Laser-Cut Precision: Ensures tight-fitting joints by compensating for kerf width.
Symmetry: Allows multiple assembly possibilities without predefined constraints.
Material: Likely MDF or plywood, chosen for its strength and ease of laser cutting.
Edge Burn Marks: Indicate controlled cutting power for maintaining structural integrity.

4.3. Configurability and Possible Forms

These pieces can be used to construct:

Geometric Shapes: Cubes, spheres, or irregular polyhedrons.
Mechanical Structures: Frames for lightweight mechanical systems.
Architectural Prototypes: Scaled-down modular buildings or conceptual frameworks.
Artistic & Educational Models: Useful for hands-on learning and creative design exercises.

4.4. Advantages of This System

Reusability – Components can be disassembled and reassembled into new configurations.
Expandability – The modular nature allows for additional pieces to be integrated easily.
Parametric Design – This system can be adapted for larger-scale projects by adjusting the slot dimensions.
Efficient Manufacturing – Minimal material waste and easy mass production using a laser cutter.

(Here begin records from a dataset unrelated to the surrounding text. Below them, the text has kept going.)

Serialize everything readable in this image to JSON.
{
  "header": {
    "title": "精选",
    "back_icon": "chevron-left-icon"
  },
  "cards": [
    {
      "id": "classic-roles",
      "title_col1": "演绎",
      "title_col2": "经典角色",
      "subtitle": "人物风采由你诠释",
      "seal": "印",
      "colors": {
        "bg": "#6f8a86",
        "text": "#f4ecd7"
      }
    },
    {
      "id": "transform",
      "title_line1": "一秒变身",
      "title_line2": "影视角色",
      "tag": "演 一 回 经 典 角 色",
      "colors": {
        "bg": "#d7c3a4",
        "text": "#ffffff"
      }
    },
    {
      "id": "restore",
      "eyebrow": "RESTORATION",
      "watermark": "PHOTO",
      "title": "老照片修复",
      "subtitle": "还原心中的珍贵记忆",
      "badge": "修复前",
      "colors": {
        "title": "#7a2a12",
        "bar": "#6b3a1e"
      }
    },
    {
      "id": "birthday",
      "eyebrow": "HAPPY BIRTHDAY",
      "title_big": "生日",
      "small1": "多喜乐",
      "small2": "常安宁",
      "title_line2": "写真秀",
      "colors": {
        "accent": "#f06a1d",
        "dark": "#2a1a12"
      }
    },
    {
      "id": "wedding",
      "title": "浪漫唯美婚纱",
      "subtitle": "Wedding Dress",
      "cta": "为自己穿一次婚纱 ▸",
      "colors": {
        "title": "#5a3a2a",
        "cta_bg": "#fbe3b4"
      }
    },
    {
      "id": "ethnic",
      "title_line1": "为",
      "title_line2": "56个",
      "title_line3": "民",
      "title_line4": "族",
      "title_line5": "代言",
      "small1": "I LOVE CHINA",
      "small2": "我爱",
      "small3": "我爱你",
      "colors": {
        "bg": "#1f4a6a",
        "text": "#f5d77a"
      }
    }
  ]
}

4.5 Design and Laser Cutting Process

Open SolidWorks: Select "File" → "New Part" → "2D Drawing".

Select Size: Configure the appropriate drawing size.

Create Sketch: Select the "Line" tool to start the sketch.

Draw the Piece: Create the 2D design with precise measurements.

Create Cutting Mesh: Prepare the design for the laser cutting process.

Export to PDF: Generate a PDF file of the final design.

Send to Machine Software: Upload the PDF file to the cutting machine software.

Execute the Cut: Start the laser cutting process on the chosen material.

Kit: Assembled parts kit.

4.6. Potential Improvements

Adjustments for Tolerances: Fine-tuning the slot width to account for kerf variations in different materials.
Different Thicknesses: Testing with acrylic or thicker wood for added durability.
Integration with Other Materials: Combining with 3D-printed or metal parts for hybrid structures.

Conclusion

This modular system of standardized laser-cut parts is an excellent tool for rapid prototyping, educational purposes, and scalable design. It demonstrates how simple geometric components can be configured to create complex and functional structures.